4/Je mentionnerai en dernier point l’allusion De Françoise Wallemacq par rapport au musée de Bagdad et au régime qui « cherchent à sauver l’Histoire de la Syrie, notre Histoire ». Là encore, c’est affligeant de naïveté quand on sait combien le régime utilise le commerce d’œuvres d’art pour se financer (voir par exemple ce rapport du Parlement européen), notamment via la fameuse Mère Agnès. Et surtout quand on connaît toutes les destructions culturelles dont il est lui-même responsable. Mais là encore, Françoise Wallemacq nous sert le récit du régime en plein: « civilisation vs barbarie ».

Méconnaissance affligeante et dégâts énormes

Je veux ici préciser très clairement quelque chose:  je ne pense pas une seconde que Françoise Wallemacq et la RTBF aient voulu faire le jeu du régime. Non, c’est clairement un manque total de connaissance de la région, de la Syrie et surtout des méthodes du régime syrien. La RTBF mériterait d’avoir au moins un journaliste qui maîtrise vraiment ce conflit. Le Soir par exemple, avec bien moins de moyens, a un journaliste avec le degré de connaissance suffisant pour traiter de la situation syrienne (Baudouin Loos).

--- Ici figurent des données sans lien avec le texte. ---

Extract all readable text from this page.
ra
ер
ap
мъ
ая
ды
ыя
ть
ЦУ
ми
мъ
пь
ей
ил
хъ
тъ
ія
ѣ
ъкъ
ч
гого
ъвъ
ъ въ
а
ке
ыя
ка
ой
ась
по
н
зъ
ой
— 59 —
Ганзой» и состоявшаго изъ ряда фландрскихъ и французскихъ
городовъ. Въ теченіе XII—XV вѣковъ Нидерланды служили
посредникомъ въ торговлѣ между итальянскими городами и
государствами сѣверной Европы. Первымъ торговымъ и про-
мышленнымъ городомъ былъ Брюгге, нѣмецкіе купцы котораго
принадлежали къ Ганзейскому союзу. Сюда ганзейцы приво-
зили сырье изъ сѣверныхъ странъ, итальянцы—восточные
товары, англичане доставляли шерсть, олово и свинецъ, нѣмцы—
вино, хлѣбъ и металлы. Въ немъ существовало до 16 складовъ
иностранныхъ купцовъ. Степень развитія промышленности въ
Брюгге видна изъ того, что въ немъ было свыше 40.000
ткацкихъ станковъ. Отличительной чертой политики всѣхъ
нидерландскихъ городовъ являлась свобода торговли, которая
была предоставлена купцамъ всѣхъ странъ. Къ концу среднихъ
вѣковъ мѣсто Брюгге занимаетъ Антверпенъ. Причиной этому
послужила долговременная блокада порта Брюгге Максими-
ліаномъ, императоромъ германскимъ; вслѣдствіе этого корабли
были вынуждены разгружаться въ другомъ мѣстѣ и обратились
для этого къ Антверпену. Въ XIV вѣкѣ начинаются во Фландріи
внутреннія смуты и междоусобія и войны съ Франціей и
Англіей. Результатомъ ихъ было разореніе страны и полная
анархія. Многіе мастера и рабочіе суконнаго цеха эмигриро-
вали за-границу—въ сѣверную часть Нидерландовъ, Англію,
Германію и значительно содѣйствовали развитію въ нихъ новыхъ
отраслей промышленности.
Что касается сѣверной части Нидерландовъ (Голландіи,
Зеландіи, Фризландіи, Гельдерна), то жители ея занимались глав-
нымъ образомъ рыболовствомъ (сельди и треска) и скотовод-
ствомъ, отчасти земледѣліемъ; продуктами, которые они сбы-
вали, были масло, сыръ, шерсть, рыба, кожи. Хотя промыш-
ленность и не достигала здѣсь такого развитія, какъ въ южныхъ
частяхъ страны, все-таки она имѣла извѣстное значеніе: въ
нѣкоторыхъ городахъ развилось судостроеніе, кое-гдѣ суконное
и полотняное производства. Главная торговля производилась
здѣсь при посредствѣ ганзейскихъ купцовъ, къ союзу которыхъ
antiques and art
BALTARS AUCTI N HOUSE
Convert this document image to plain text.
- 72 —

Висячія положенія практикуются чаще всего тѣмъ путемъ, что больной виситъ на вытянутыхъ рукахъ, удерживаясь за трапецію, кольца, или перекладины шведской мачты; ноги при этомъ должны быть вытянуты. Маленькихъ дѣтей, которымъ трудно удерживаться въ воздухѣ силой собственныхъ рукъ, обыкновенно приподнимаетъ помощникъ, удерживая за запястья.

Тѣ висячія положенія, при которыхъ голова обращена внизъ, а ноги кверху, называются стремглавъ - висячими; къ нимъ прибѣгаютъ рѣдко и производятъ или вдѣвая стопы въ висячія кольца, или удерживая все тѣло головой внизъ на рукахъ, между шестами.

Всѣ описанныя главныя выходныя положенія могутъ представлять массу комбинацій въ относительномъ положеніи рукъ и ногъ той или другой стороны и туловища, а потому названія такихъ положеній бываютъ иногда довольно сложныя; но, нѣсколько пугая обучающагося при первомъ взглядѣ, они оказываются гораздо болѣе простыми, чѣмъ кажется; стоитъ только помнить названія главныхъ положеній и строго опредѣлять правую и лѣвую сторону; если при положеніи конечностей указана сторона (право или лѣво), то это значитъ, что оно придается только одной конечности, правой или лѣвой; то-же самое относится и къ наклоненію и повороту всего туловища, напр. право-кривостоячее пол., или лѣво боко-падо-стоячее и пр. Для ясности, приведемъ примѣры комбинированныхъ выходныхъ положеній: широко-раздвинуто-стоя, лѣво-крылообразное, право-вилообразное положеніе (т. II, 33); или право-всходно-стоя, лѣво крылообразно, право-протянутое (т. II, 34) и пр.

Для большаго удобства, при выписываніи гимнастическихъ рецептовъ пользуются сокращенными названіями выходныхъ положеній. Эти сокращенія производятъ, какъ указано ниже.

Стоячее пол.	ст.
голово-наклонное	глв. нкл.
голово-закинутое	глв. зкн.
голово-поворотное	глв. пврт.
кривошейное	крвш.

Car quelles sont les conséquences maintenant? Tout le travail de sensibilisation à la question syrienne tombe à l’eau. Les clichés se voient tous renforcés par un reportage d’un grand média belge. Il n’a pas fallu attendre longtemps pour voir Raoul Hedebouw du PTB diffuser l’interview. PTB qui en 2012 avait déjà effectué le même voyage et qui se pose en défenseur inconditionnel de Bachar Al-Assad depuis le début de la révolution syrienne en 2011.

update 4/10 à 10h30: Le présent article est une réaction au passage à matin première dont le podcast est en lien au début de l’article. Il me revient que depuis d’autres reportages issus du même voyage sont sortis sur La Première, je ne les ai pas entendu et ne me prononce donc pas à leur sujet.